Jim Lehrer of PBS NewsHour will be the first moderator in the presidential debate series. He previously announced there would be six 15-minute blocs to the debate, the first three on the economy, the fourth on healthcare, the fifth of “the role of government” and the sixth on “governing.”
The economy and job creation are the most important topics for the leaders, but the Republicans no doubt will try and side swipe the debates with a foreign policy discussion. After all with Mitt Romney’s lack of experience in that area, going on the offense will suit him better than trying to defend his foreign policy record that right now consists of insulting our allies in Europe on his last trip to the continent.
With the recent outbreak of violence in Libya and the killing of Ambassador J. Christopher Stevens, there is a possibility that Republicans will try and bring the conversation into the first debate, considering Mitt Romney’s lagging behind President Obama in percentage points
If the topic is broached, the Republican response will be to accuse the Obama Administration of a coverup of the facts behind the attack on Stevens and three other Americans. They will call for the U.N. Ambassador Susan Rice’s resignation, saying she gave out erroneous or misleading information.
Obama will respond regarding the Sept. 11 event, explaining information shifted from an unplanned attack to a pre-planned terrorist attack. The reason, officials say: new evidence.
"As the intelligence community collects and analyzes more information related to the attack, our understanding of the event continues to evolve," says a statement released late Friday, Sept. 28 by the office of the Director of National Intelligence (DNI).
The changing story -- from a protest over an anti-Islam film to an organized attack possibly involving al-Qaida -- has given Republicans ammunition to accuse the Obama administration of a coverup of the facts behind the attack that killed Stevens and three other diplomats.
Is going on offense a good strategy for Romney at this juncture? Considering his revealed statement that 47 percent of Americans are dependent on the government, from which he has tried to pried himself loose, the answer is “no.” Also, the president is privy to classified information as yet not disclosed, and if the topic is discussed Romney could find himself looking even more inept in foreign policy.

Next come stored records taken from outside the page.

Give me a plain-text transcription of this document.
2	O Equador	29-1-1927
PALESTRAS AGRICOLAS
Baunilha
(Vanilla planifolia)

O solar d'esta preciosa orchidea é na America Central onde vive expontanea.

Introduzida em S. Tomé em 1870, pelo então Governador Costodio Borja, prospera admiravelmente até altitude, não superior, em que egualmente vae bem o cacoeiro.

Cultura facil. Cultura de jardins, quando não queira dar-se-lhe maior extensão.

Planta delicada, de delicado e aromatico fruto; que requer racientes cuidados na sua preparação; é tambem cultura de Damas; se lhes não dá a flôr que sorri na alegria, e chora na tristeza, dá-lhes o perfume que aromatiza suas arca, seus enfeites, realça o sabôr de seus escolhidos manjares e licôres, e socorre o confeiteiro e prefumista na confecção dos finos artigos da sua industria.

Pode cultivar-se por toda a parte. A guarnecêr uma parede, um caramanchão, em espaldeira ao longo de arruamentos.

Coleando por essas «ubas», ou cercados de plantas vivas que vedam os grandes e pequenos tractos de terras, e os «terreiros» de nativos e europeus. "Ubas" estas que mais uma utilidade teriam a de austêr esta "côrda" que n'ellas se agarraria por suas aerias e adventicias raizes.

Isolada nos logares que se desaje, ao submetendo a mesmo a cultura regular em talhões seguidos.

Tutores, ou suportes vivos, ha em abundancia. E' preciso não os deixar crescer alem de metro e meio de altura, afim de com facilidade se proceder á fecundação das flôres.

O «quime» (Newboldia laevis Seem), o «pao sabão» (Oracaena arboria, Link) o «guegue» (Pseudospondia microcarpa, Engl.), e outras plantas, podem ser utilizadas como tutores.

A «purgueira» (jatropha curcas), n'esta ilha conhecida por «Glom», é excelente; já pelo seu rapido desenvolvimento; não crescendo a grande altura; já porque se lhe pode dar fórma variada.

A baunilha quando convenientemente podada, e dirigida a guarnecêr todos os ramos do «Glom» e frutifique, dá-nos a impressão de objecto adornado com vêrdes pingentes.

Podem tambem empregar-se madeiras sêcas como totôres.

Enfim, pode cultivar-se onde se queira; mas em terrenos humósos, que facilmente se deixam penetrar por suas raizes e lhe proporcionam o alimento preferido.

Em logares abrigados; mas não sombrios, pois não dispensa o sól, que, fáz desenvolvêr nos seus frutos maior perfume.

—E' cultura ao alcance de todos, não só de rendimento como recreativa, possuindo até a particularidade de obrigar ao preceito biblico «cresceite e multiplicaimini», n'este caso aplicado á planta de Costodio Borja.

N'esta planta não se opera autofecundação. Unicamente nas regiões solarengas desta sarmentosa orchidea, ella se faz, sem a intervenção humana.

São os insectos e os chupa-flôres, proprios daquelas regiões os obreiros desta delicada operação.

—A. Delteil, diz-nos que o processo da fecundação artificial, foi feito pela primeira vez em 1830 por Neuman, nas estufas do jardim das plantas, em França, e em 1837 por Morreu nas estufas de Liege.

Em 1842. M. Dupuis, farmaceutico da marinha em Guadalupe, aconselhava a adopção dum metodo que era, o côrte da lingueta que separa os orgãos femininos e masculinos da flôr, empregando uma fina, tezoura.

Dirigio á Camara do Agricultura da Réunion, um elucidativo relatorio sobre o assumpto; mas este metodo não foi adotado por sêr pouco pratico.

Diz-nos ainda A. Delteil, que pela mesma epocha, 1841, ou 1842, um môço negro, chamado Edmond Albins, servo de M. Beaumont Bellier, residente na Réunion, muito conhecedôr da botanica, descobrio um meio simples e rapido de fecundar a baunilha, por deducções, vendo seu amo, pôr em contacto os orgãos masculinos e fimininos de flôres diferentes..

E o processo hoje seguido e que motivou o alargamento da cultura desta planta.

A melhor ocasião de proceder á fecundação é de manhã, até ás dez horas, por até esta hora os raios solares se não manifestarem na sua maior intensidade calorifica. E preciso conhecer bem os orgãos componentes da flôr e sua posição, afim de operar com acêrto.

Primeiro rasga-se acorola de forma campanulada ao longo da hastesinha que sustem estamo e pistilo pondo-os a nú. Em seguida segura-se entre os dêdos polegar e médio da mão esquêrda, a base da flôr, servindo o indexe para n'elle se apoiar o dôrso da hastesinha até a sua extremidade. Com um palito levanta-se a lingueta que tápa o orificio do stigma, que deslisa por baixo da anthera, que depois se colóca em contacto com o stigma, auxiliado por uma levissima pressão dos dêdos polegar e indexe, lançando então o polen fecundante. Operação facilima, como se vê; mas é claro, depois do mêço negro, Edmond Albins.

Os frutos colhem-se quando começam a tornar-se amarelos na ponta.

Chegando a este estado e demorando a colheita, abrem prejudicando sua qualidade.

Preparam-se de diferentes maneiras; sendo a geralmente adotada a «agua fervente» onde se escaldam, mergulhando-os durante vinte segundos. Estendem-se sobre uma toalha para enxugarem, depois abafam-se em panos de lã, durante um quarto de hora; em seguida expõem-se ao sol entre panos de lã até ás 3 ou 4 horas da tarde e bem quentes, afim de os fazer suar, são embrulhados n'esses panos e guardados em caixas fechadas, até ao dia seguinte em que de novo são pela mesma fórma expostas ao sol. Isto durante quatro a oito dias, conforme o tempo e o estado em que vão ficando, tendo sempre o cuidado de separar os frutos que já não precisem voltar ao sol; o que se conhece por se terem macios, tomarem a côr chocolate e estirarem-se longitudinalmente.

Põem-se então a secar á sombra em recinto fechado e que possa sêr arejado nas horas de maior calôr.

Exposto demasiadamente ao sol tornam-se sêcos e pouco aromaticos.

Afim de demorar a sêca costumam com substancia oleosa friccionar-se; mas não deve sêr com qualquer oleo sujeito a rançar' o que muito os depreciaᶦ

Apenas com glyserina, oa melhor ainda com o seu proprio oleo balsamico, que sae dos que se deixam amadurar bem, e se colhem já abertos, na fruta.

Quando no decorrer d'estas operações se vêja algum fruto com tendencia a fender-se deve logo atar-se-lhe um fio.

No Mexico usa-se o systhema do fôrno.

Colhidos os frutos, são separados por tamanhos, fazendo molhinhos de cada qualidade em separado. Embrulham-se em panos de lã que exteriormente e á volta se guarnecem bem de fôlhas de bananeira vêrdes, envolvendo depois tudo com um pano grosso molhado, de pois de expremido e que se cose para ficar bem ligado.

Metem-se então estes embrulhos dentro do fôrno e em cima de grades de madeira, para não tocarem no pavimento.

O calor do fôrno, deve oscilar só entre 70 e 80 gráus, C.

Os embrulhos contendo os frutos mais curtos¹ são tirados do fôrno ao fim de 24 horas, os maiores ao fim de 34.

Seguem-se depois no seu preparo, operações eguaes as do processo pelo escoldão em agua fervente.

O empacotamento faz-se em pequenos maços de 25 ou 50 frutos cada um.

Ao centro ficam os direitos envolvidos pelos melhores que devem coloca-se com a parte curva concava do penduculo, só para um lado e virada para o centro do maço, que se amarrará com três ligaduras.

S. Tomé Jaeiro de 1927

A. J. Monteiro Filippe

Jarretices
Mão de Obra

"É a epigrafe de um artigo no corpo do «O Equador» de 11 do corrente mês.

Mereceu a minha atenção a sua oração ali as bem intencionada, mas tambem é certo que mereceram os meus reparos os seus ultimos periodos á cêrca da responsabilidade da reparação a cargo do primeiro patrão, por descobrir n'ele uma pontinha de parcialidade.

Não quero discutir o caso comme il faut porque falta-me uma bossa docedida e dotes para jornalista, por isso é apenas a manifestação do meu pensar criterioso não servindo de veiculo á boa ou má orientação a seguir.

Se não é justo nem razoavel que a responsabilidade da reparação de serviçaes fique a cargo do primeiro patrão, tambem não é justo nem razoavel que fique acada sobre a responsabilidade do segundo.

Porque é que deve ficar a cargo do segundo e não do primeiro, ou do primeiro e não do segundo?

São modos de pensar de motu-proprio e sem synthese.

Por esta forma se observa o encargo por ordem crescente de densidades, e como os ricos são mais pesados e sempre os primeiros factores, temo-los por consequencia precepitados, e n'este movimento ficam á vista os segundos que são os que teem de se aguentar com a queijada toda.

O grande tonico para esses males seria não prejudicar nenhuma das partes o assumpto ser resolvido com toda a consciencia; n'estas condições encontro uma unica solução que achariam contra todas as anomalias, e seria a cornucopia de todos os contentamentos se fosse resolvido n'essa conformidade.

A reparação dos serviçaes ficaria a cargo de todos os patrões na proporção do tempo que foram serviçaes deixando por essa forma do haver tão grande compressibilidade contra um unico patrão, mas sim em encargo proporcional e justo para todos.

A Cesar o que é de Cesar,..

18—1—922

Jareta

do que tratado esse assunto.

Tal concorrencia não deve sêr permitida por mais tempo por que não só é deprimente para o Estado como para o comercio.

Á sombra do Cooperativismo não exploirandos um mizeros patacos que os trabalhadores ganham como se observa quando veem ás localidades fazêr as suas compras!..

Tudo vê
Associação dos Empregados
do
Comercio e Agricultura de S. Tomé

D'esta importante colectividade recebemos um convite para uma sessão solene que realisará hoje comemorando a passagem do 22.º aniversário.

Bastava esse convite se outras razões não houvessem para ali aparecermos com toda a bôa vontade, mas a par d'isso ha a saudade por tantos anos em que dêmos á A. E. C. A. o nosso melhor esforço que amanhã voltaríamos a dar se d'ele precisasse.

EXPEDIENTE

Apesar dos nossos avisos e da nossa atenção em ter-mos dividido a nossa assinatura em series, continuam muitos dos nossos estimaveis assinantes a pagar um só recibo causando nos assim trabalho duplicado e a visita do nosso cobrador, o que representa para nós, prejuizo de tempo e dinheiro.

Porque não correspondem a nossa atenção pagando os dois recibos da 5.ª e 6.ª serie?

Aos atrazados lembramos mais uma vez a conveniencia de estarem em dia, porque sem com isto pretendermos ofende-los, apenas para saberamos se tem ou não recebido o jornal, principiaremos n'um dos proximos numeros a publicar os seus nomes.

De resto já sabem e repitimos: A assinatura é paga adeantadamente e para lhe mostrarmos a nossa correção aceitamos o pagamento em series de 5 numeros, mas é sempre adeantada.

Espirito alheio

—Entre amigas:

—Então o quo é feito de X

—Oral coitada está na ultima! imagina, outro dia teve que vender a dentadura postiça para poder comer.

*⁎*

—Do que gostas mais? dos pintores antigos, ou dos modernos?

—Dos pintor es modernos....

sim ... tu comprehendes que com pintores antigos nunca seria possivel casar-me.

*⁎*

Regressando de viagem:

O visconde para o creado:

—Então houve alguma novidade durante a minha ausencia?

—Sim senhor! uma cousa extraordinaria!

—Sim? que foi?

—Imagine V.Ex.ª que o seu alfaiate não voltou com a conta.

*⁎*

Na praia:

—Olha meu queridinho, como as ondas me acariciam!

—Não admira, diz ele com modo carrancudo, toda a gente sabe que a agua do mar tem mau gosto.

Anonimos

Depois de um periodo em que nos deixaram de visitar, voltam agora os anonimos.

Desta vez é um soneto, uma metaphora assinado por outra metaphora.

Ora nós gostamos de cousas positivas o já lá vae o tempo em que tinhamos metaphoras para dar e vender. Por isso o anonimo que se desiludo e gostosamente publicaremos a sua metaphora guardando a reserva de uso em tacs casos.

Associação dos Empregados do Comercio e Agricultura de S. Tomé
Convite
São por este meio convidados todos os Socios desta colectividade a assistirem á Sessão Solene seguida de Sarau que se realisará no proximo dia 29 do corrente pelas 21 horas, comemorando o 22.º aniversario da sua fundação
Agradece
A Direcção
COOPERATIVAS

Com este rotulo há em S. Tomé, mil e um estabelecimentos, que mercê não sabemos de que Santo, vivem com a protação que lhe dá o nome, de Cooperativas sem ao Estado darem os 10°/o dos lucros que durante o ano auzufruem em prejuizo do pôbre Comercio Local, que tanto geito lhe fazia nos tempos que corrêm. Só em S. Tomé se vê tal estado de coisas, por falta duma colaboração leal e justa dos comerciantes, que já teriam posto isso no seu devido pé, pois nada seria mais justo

Romney should be framing his arguments and his dollars to improve his credibility instead of attacking the Obama Administration. The handling of events like Libya is usually surrounded by controversy, and Romney is not going to endear himself to voters in attack mode. The counter points that Obama can use to substantiate his foreign policy in the last four years outweigh the Libya tragedy, and this by no means is an attempt to mitigate the circumstances of Americans killed in Libya, just the realities of presidential debate formats. The economy remains the most important subject Americans want to hear about, not Libya, in this first segment of the debates.
Reports say Romney is spending millions of dollars in advertising defending himself saying he really didn’t mean it when he said 47 percent of Americans were dependent on the government. The question on Wednesday is will he spend more time defending himself or defending an economy based on keeping the Bush tax cuts putting the tax burden on the middle class? Will “Romney-omics” defend corporate tax loopholes on foreign investments and corporations? Will he further define his vice presidential nominee’s plan to scrap Medicare and Social Security in favor of vouchers? Will he tell the science community that education and research support really belong in the private sector? Will he tell American children graduating from high school to ask their parents for money for college instead of Pell Grants and government guaranteed college loans?